Project Pitch(es)
Idea #1: Memes of Resistance: Stories from the Russia-Ukraine Conflict Problem Statement / Research Question:
- Problem: Members of polarized social groups often exist in isolated online communities where content that reinforces their views is posted and content that challenges their views may be removed by community moderators due to variations in forum rules. Furthermore, these communities are subject to confirmation and conformity bias and may constitute echo chambers where stories and experiences from perceived “others” are not shared. Tool: This project demonstrates a digital archive for aggregating stories from “different sides” of a social conflict and making those stories visible and accessible in a shared environment. This
- Research Question: Through data analysis, we may identify how the stories told in these polarized communities differ in their content, themes, affective and linguistic approaches, and views of the “other”?
- Data Sources: Data will be extracted from social media platforms including Reddit, Twitter, and Facebook, obtained through available APIs. These data (1) meme images, videos, and associated text (including emoji and hashtags); (2) post titles and text; (2) associated metadata (depending on the platform, these will include any combination of access link, community name, likes, upvotes/downvotes, viewer count, etc.); comments and their associated metadata. Memes will also be transcribed such that their written content (e.g., image text and video subtitles) is available for computational analysis.
- Annotation: Annotations will be made on these memes to extract qualitative themes, while computational analysis may be used to extract additional textual themes at-scale.

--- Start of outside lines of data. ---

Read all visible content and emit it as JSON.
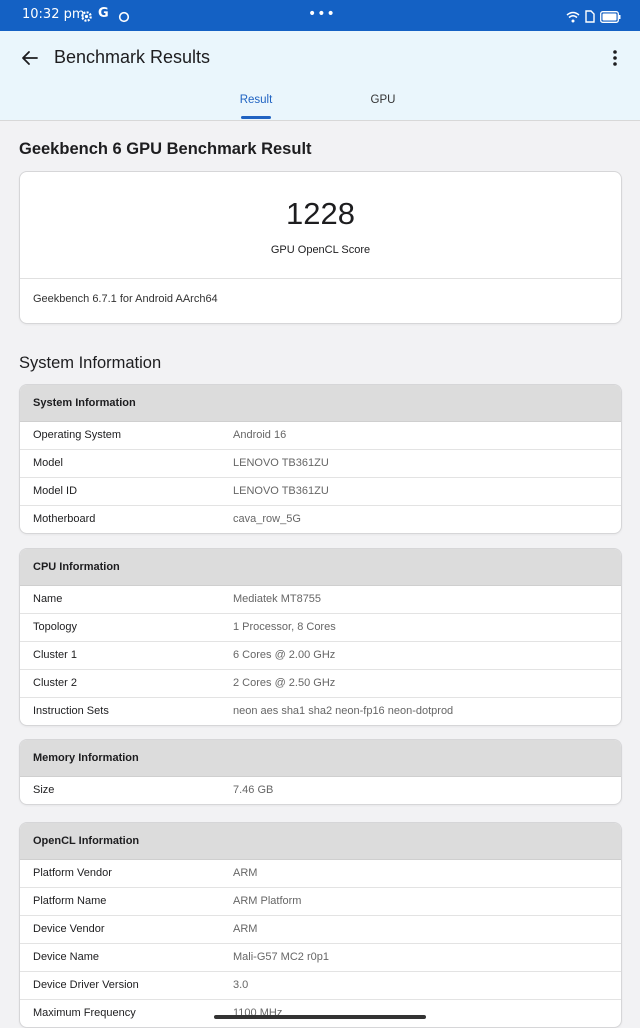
{
  "status_bar": {
    "time": "10:32 pm",
    "icons": [
      "settings-gear-icon",
      "google-g-icon",
      "sync-circle-icon"
    ],
    "more": "•••",
    "right_icons": [
      "wifi-icon",
      "sim-icon",
      "battery-icon"
    ],
    "color": "#1461c4"
  },
  "app_bar": {
    "title": "Benchmark Results",
    "back_icon": "arrow-left-icon",
    "menu_icon": "more-vert-icon",
    "background": "#eaf6fc",
    "tabs": [
      {
        "label": "Result",
        "selected": true
      },
      {
        "label": "GPU",
        "selected": false
      }
    ],
    "accent": "#1f63c2"
  },
  "result": {
    "heading": "Geekbench 6 GPU Benchmark Result",
    "score": "1228",
    "score_label": "GPU OpenCL Score",
    "version": "Geekbench 6.7.1 for Android AArch64"
  },
  "system_heading": "System Information",
  "sections": [
    {
      "title": "System Information",
      "rows": [
        {
          "k": "Operating System",
          "v": "Android 16"
        },
        {
          "k": "Model",
          "v": "LENOVO TB361ZU"
        },
        {
          "k": "Model ID",
          "v": "LENOVO TB361ZU"
        },
        {
          "k": "Motherboard",
          "v": "cava_row_5G"
        }
      ]
    },
    {
      "title": "CPU Information",
      "rows": [
        {
          "k": "Name",
          "v": "Mediatek MT8755"
        },
        {
          "k": "Topology",
          "v": "1 Processor, 8 Cores"
        },
        {
          "k": "Cluster 1",
          "v": "6 Cores @ 2.00 GHz"
        },
        {
          "k": "Cluster 2",
          "v": "2 Cores @ 2.50 GHz"
        },
        {
          "k": "Instruction Sets",
          "v": "neon aes sha1 sha2 neon-fp16 neon-dotprod"
        }
      ]
    },
    {
      "title": "Memory Information",
      "rows": [
        {
          "k": "Size",
          "v": "7.46 GB"
        }
      ]
    },
    {
      "title": "OpenCL Information",
      "rows": [
        {
          "k": "Platform Vendor",
          "v": "ARM"
        },
        {
          "k": "Platform Name",
          "v": "ARM Platform"
        },
        {
          "k": "Device Vendor",
          "v": "ARM"
        },
        {
          "k": "Device Name",
          "v": "Mali-G57 MC2 r0p1"
        },
        {
          "k": "Device Driver Version",
          "v": "3.0"
        },
        {
          "k": "Maximum Frequency",
          "v": "1100 MHz"
        }
      ]
    }
  ]
}
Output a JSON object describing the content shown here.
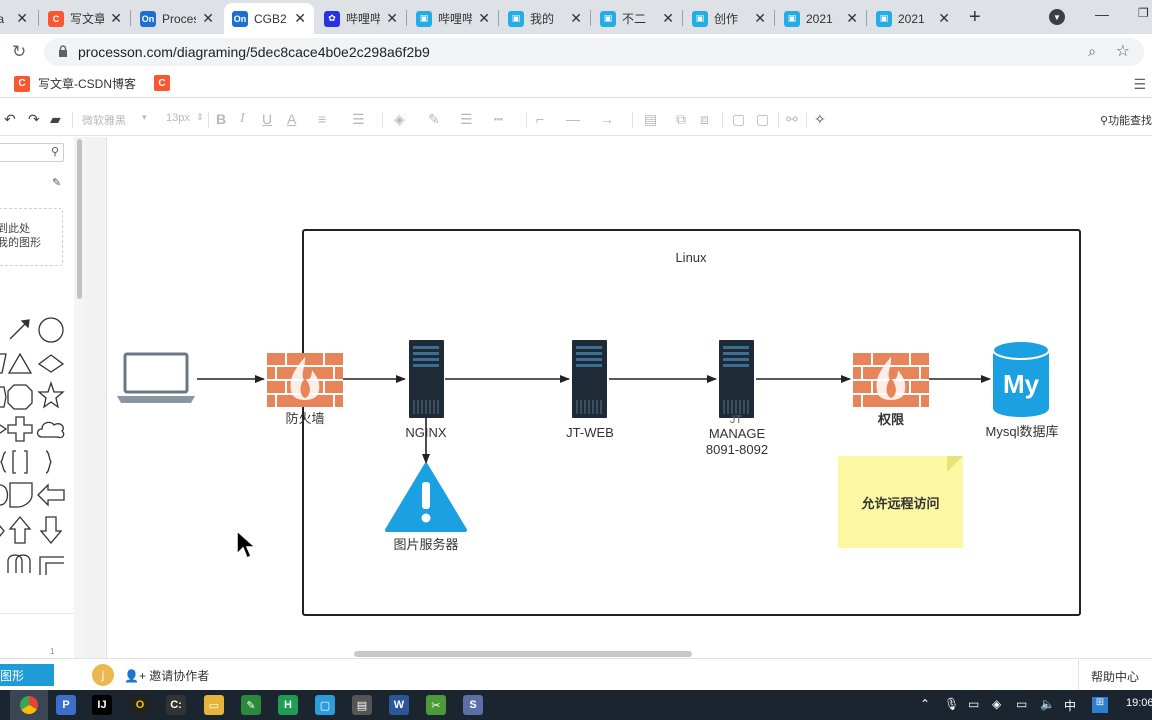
{
  "browser": {
    "tabs": [
      {
        "label": "写文章",
        "favicon": "csdn-icon",
        "color": "#f95730",
        "glyph": "C"
      },
      {
        "label": "Processon",
        "favicon": "processon-icon",
        "color": "#1f6fd1",
        "glyph": "On"
      },
      {
        "label": "CGB2",
        "favicon": "processon-icon",
        "color": "#1f6fd1",
        "glyph": "On",
        "active": true
      },
      {
        "label": "哔哩哔哩",
        "favicon": "baidu-paw-icon",
        "color": "#2932e1",
        "glyph": "✿"
      },
      {
        "label": "哔哩哔哩",
        "favicon": "bilibili-icon",
        "color": "#23ade5",
        "glyph": "▣"
      },
      {
        "label": "我的",
        "favicon": "bilibili-icon",
        "color": "#23ade5",
        "glyph": "▣"
      },
      {
        "label": "不二",
        "favicon": "bilibili-icon",
        "color": "#23ade5",
        "glyph": "▣"
      },
      {
        "label": "创作",
        "favicon": "bilibili-icon",
        "color": "#23ade5",
        "glyph": "▣"
      },
      {
        "label": "2021",
        "favicon": "bilibili-icon",
        "color": "#23ade5",
        "glyph": "▣"
      },
      {
        "label": "2021",
        "favicon": "bilibili-icon",
        "color": "#23ade5",
        "glyph": "▣"
      }
    ],
    "url": "processon.com/diagraming/5dec8cace4b0e2c298a6f2b9",
    "bookmarks": [
      {
        "label": "写文章-CSDN博客",
        "glyph": "C"
      },
      {
        "label": "",
        "glyph": "C"
      }
    ]
  },
  "toolbar": {
    "font_name": "微软雅黑",
    "font_size": "13px",
    "feature_search": "功能查找"
  },
  "left_panel": {
    "drop_hint_line1": "拖拽到此处",
    "drop_hint_line2": "添加我的图形",
    "page_number": "1"
  },
  "diagram": {
    "container_label": "Linux",
    "nodes": {
      "firewall1": "防火墙",
      "nginx": "NGINX",
      "jtweb": "JT-WEB",
      "manage_line1": "MANAGE",
      "manage_line2": "8091-8092",
      "manage_top": "JT",
      "firewall2": "权限",
      "mysql": "Mysql数据库",
      "mysql_logo": "My",
      "image_server": "图片服务器"
    },
    "note_text": "允许远程访问",
    "colors": {
      "firewall": "#e8845a",
      "server": "#1e2b37",
      "mysql": "#1ba1e2",
      "warning": "#1ba1e2",
      "note": "#fbf7a3"
    }
  },
  "status_bar": {
    "more_shapes": "更多图形",
    "avatar_letter": "j",
    "invite": "邀请协作者",
    "help": "帮助中心"
  },
  "taskbar": {
    "ime": "中",
    "clock": "19:06"
  }
}
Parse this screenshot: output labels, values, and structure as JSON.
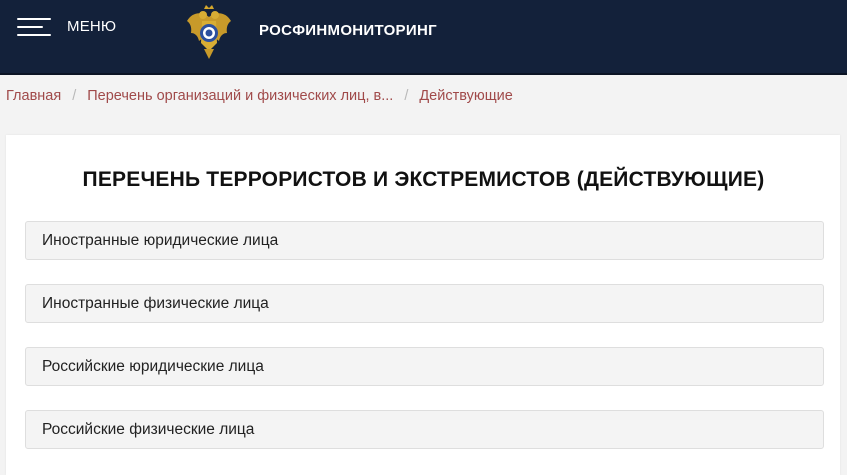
{
  "header": {
    "menu_label": "МЕНЮ",
    "brand": "РОСФИНМОНИТОРИНГ",
    "icons": [
      "hamburger-icon",
      "emblem-logo"
    ],
    "colors": {
      "header_bg": "#13213a",
      "link": "#a04a4a",
      "accordion_bg": "#f4f4f4"
    }
  },
  "breadcrumb": [
    {
      "label": "Главная"
    },
    {
      "label": "Перечень организаций и физических лиц, в..."
    },
    {
      "label": "Действующие"
    }
  ],
  "main": {
    "title": "ПЕРЕЧЕНЬ ТЕРРОРИСТОВ И ЭКСТРЕМИСТОВ (ДЕЙСТВУЮЩИЕ)",
    "sections": [
      {
        "label": "Иностранные юридические лица"
      },
      {
        "label": "Иностранные физические лица"
      },
      {
        "label": "Российские юридические лица"
      },
      {
        "label": "Российские физические лица"
      }
    ]
  }
}
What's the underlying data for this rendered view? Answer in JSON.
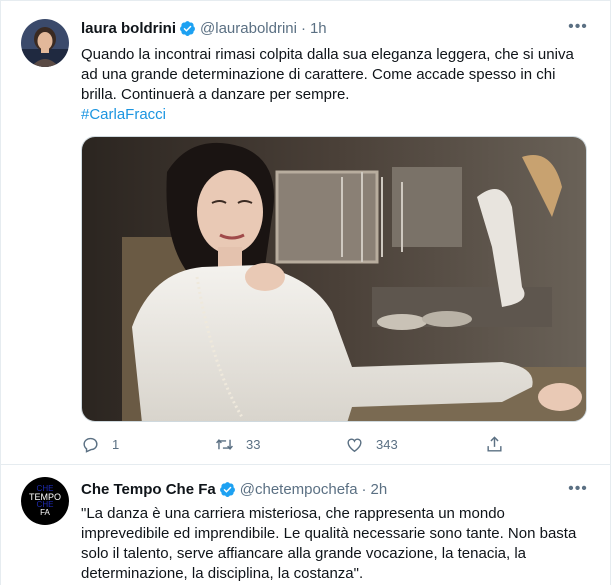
{
  "tweets": [
    {
      "display_name": "laura boldrini",
      "handle": "@lauraboldrini",
      "separator": "·",
      "time": "1h",
      "text_lines": [
        "Quando la incontrai rimasi colpita dalla sua eleganza leggera, che si univa",
        "ad una grande determinazione di carattere. Come accade spesso in chi",
        "brilla. Continuerà a danzare per sempre."
      ],
      "hashtag": "#CarlaFracci",
      "counts": {
        "reply": "1",
        "retweet": "33",
        "like": "343"
      }
    },
    {
      "display_name": "Che Tempo Che Fa",
      "handle": "@chetempochefa",
      "separator": "·",
      "time": "2h",
      "avatar_text": [
        "CHE",
        "TEMPO",
        "CHE",
        "FA"
      ],
      "text_lines": [
        "\"La danza è una carriera misteriosa, che rappresenta un mondo",
        "imprevedibile ed imprendibile. Le qualità necessarie sono tante. Non basta",
        "solo il talento, serve affiancare alla grande vocazione, la tenacia, la",
        "determinazione, la disciplina, la costanza\"."
      ]
    }
  ],
  "colors": {
    "verified": "#1da1f2",
    "hashtag": "#1b95e0",
    "secondary_text": "#5b7083",
    "divider": "#e6ecf0"
  },
  "icons": [
    "verified-badge-icon",
    "more-icon",
    "reply-icon",
    "retweet-icon",
    "like-icon",
    "share-icon"
  ]
}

Automated annotation may be performed using LIWC, empath, or similar tools.
- Technical Challenges: There are technical challenges in data extraction on Facebook in particular, but extracting data from Reddit and Twitter is simpler using available API.
- Audience: The intended audience for this project includes individuals who are polarized on the basis of socio-political issues relevant to the subject matter (e.g., Russian and Ukrainian citizens) as well as policymakers and government agencies, for whom an understanding of the individual experiences inherent in the subject matter may inform policy action.
- Inspirations: This project was not inspired by any particular project. As I was browsing Reddit in the weeks following the start of Ukrainian evacuations a few months back, I noticed that I was seeing a lot of empathetic content showing the experiences of Ukrainian refugees, but I was not being exposed to content showing the experiences and perspectives of Russians. When I looked briefly into content from “the other side,” I was shocked at the immediate and easily observable differences in affective language use, imagery, and themes.
- Skills needed: Web programming; data visualization; possibly social media data “scraping” (e.g., APIs). I can contribute design, NLP, research, and writing skills to this project.
Idea #2: “In A Word” - An Interactive Digital “Monograph”
- Problem Statement/Research Question: What can we learn about a single word by analyzing its past and present usage across a wide range of data sources? To begin to answer this question, we will create an interactive digital monograph examining available data including the use of a single word of interest (e.g., “climate”) over a time period that includes the entire historical record, as available.
- Data Sources: Data from this project will be drawn from any combination of publicly available sources including social media platforms, news reporting archives, congressional and presidential speech archives, literature and philosophy archives (e.g., Project Gutenberg), song lyric archives, video archives, and so on. Most of these data can be easily downloaded through open source tools online, but some will require APIs (e.g., social media data). I am also not sure how to extract subtitle or “spoken” data from videos using available video streaming platforms.
- Audience: Linguists and other speech-language professionals may explore the use of a word over time and throughout widely varying social and cultural contexts.
- Inspirations: I considered this idea initially when watching a talk from my advisor on the topic of “the birth of a word.” In that case, he was studying how his child began to learn the word for “water” following his birth. In this case, I begun to think about whether there have been any exhaustive studies or projects examining a single word throughout many varied contexts.
- Skills needed: Web programming; data visualization; data extraction (APIs) and manipulation.